Pendant ces longues années de résistance opiniâtre de la part des Palestiniens, des assassinats dits « ciblés » par les meurtriers qui les commettent, ont émaillé les multiples protestations et autres mouvements de la population civile palestinienne, la plupart du temps non violentes. La liste des martyrs s’est allongée. Celle des blessés également, souvent par tirs de snipers israéliens qui parfois, par jeu, visaient leurs cibles pour les rendre handicapées. Le nombre de jeunes Palestiniens amputés des jambes est effarant. Mais, le régime criminel responsable d’une telle politique clamait que face à des lanceurs de cailloux, il avait bien le « droit de se défendre », non !? Antienne reprise en chœur par tous les responsables politico-médiatiques de nos pays si prompts à utiliser la justice et ses décrets… en fonction de ce qui les arrange. La « banalité » ordinaire, en somme.

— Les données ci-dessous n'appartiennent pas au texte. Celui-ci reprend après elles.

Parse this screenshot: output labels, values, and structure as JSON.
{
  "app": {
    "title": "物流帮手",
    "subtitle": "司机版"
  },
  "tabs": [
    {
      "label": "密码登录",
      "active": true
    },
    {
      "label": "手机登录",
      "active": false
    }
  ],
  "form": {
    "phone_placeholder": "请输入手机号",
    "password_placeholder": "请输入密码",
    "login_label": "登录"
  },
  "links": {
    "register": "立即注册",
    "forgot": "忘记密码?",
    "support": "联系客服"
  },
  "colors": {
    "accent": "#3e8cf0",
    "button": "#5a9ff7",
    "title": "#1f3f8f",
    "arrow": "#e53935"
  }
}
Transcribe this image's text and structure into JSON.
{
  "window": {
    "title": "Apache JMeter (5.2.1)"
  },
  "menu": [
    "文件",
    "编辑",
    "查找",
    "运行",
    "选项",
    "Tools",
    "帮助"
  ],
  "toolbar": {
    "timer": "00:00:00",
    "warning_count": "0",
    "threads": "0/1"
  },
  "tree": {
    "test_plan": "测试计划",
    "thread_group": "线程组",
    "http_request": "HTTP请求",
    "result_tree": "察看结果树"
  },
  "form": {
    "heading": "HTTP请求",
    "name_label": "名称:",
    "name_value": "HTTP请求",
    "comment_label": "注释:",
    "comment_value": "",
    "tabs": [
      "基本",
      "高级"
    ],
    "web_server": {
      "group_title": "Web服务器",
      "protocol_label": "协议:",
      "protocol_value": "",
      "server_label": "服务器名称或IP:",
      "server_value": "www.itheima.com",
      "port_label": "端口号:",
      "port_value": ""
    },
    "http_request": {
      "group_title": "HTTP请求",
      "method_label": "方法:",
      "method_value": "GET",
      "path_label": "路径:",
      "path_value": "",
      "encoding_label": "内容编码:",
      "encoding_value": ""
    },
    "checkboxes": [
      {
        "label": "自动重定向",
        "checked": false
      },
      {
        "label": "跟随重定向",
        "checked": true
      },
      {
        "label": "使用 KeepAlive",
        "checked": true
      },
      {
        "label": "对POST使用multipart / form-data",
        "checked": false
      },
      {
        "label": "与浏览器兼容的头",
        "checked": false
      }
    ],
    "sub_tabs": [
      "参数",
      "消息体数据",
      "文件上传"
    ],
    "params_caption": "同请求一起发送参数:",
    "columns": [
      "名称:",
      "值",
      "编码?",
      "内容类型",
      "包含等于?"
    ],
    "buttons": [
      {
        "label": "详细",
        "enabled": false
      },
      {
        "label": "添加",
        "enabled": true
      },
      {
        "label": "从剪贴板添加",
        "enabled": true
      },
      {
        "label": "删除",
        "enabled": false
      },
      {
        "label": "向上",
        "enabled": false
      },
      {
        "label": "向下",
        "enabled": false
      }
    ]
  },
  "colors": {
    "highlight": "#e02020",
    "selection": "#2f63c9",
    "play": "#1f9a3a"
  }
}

Parfois, ces mouvements de résistance ont pris l’ampleur de révoltes de masse, plus violentes, bousculant le train-train quotidien d’une politique coloniale qui persévérait dans ses opérations d’usurpations et de vols de terres. Réprimées dans d’horribles bains de sang, elles n’ont fait l’objet d’aucune opposition sérieuse de la part des « amis d’Israël » qui, au contraire, continuaient leur business avec un régime qui affichait pourtant tous les signes d’une politique d’apartheid vis-à-vis des populations dont il avait la charge. Piétinant ainsi les « valeurs » derrière lesquelles ces élus indignes se réfugient… quand ça les arrange. Ces vastes mouvements de révolte appelés Intifada, réprimés dans une violence extrême et entraînant des victimes se comptant en dizaines de milliers par l’armée coloniale ne devaient pas perturber le cours normal des contrats en cours avec ce régime assassin. Et après quelques mois d’échauffourées, le business as usual aussi « banal » qu’à l’habitude, reprenait son cours.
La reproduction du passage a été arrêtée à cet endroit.